Le nouveau
Moon
Dance de Juliette has a Gun devrait donner des palpitations aux fans de
parfums vintage. Chypre floral animal néo-80s aux courbes généreuses et
descendant direct du
Parfum de Peau
de Montana, il se fonde sur la senteur de fourrure et de miel (civette,
castoréum, santal, musc…) de la base Animalis, créée au milieu du XX
ème
siècle. Jadis répandue, cette bête de sexe se laissait encore observer dans les
années 80, insinuant un fumet de mâle en rut sous la fraîcheur aromatique du
Kouros d’Yves Saint Laurent, ou une
exhalaison de chair macérée sous la rose en cuir du sus-mentionné
Parfum de Peau. Animalis ne rôde plus
désormais que dans les réserves des marques de niche (revendiqué dans
Vierges et Torero d’État Libre d’Orange ; éventuellement
source d'inspiration d'Absolue pour le Soir de Francis
Kurkdjian).
Le parfumeur anonyme qui a composé
Moon Dance nourrit cet Animalis de doses
massives d’absolues de rose et de tubéreuse ; sa seule concession à la
modernité est son recours à un patchouli cœur, issu de la distillation
fractionnée. Mais si cette accumulation de notes saturées fait d’abord autant saliver
qu’un banquet après un régime détox, elle tombe assez rapidement sur le foie.
(Mes amis d’
Auparfum.com appellent ce type de composition un
« jyfoutout ».)
Comme tous les champs de création, la parfumerie
avance en passant au crible son passé pour y trouver d’anciennes formes à
réinterpréter ; pour s’inventer des filiations esthétiques inédites issues
de voies oubliées, négligées ou déconsidérées. Ainsi, après deux décennies de
gourmands dont l’indice glycémique ne cesse d’augmenter ou d’
iFrags testés
jusqu’à en extraire la moindre molécule d’originalité, on sent désormais frémir
un
revival de la parfumerie pré-
Angel et pré-
Eau
d’Issey.
Deux raisons à cela, outre le pendule de la mode.

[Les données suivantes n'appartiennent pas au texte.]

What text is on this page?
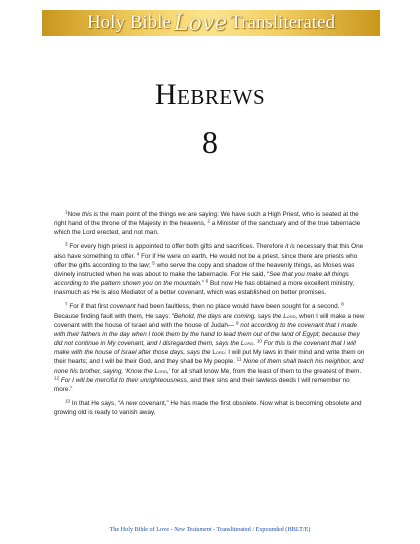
Holy Bible Love Transliterated
Hebrews
8

$^1$Now this is the main point of the things we are saying: We have such a High Priest, who is seated at the right hand of the throne of the Majesty in the heavens, $^2$ a Minister of the sanctuary and of the true tabernacle which the Lord erected, and not man.

$^3$ For every high priest is appointed to offer both gifts and sacrifices. Therefore it is necessary that this One also have something to offer. $^4$ For if He were on earth, He would not be a priest, since there are priests who offer the gifts according to the law; $^5$ who serve the copy and shadow of the heavenly things, as Moses was divinely instructed when he was about to make the tabernacle. For He said, “See that you make all things according to the pattern shown you on the mountain.” $^6$ But now He has obtained a more excellent ministry, inasmuch as He is also Mediator of a better covenant, which was established on better promises.

$^7$ For if that first covenant had been faultless, then no place would have been sought for a second. $^8$ Because finding fault with them, He says: “Behold, the days are coming, says the Lord, when I will make a new covenant with the house of Israel and with the house of Judah— $^9$ not according to the covenant that I made with their fathers in the day when I took them by the hand to lead them out of the land of Egypt; because they did not continue in My covenant, and I disregarded them, says the Lord. $^{10}$ For this is the covenant that I will make with the house of Israel after those days, says the Lord: I will put My laws in their mind and write them on their hearts; and I will be their God, and they shall be My people. $^{11}$ None of them shall teach his neighbor, and none his brother, saying, ‘Know the Lord,’ for all shall know Me, from the least of them to the greatest of them. $^{12}$ For I will be merciful to their unrighteousness, and their sins and their lawless deeds I will remember no more.”

$^{13}$ In that He says, “A new covenant,” He has made the first obsolete. Now what is becoming obsolete and growing old is ready to vanish away.

The Holy Bible of Love - New Testament - Transliterated / Expounded (HBLT/E)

D’abord, plusieurs parfumeurs actifs aujourd’hui ont d’abord découvert la
parfumerie dans les 80s, soit enfants ou ados, soit aux débuts de leur
carrière. Ensuite, dans un contexte assez déprimé, toutes les marques courtisent
les marchés moyen-orientaux férus de senteurs qui ramonent, ce qui permet
justement aux parfumeurs de revenir à des compositions plus charnues.
On peut réinterpréter les styles d’antan de deux
façons. Lorsqu’Oliver Polge et Jean-Christophe Hérault, Frank Voelkl ou Sidonie
Lancesseur s’attaquent aux chypres rose-vétiver des 70s/80s – respectivement
dans
Rosabotanica (Balenciaga),
Ylang 49 (Le Labo) et
Rose Infernale (By Terry) --, c’est pour
les déconstruire afin d’en proposer des relectures contemporaines. Quand
Antoine Lie compose son
Daphne pour
Comme des Garçons dans le style «
Poison
part à Goa avec
Shalimar », c’est
en juxtaposant des blocs de notes assez massifs, qui citent le passé sans le
mimer.
Moon Dance
semble relever d’une seconde approche : un style nostalgique, “comme dans le
vintage”, qui se contente d’empiler les signes ostentatoires de richesse,
plutôt typique de marques pilotées à Londres comme Amouage, Roja Dove ou
Grossmith. Lesquelles marques revendiquant un statut artistique, alors que ce
qu’elles offrent n’est souvent que l’équivalent olfactif du kitsch – une
imitation du « grand art » destinée à flatter le consommateur
« de goût », sans enrichir le thème abordé.
D’entrée de jeu, la nostalgie de l’âge d’or de la
parfumerie a été inscrite à même la déclaration d’intention de la parfumerie de
niche – « on va faire des parfums comme avant ». Les meilleurs
parfums de niche sont ceux qui s’appuient sur cette intention pour proposer des
lectures inédites du monde olfactif ; de l’histoire du parfum. Des
produits comme Moon Dance, proposés
sans recul ironique ni guillemets, relèveraient plutôt du néo-académisme
(Bouguereau pour les naseaux). Cela satisfera sûrement une part des
consommateurs, et pourquoi pas ? Le parfum est, avant tout, une
marchandise destinée à plaire.
Vous aurez reconnu Sylvie Vartan dans cette photo de Pierre & Gilles.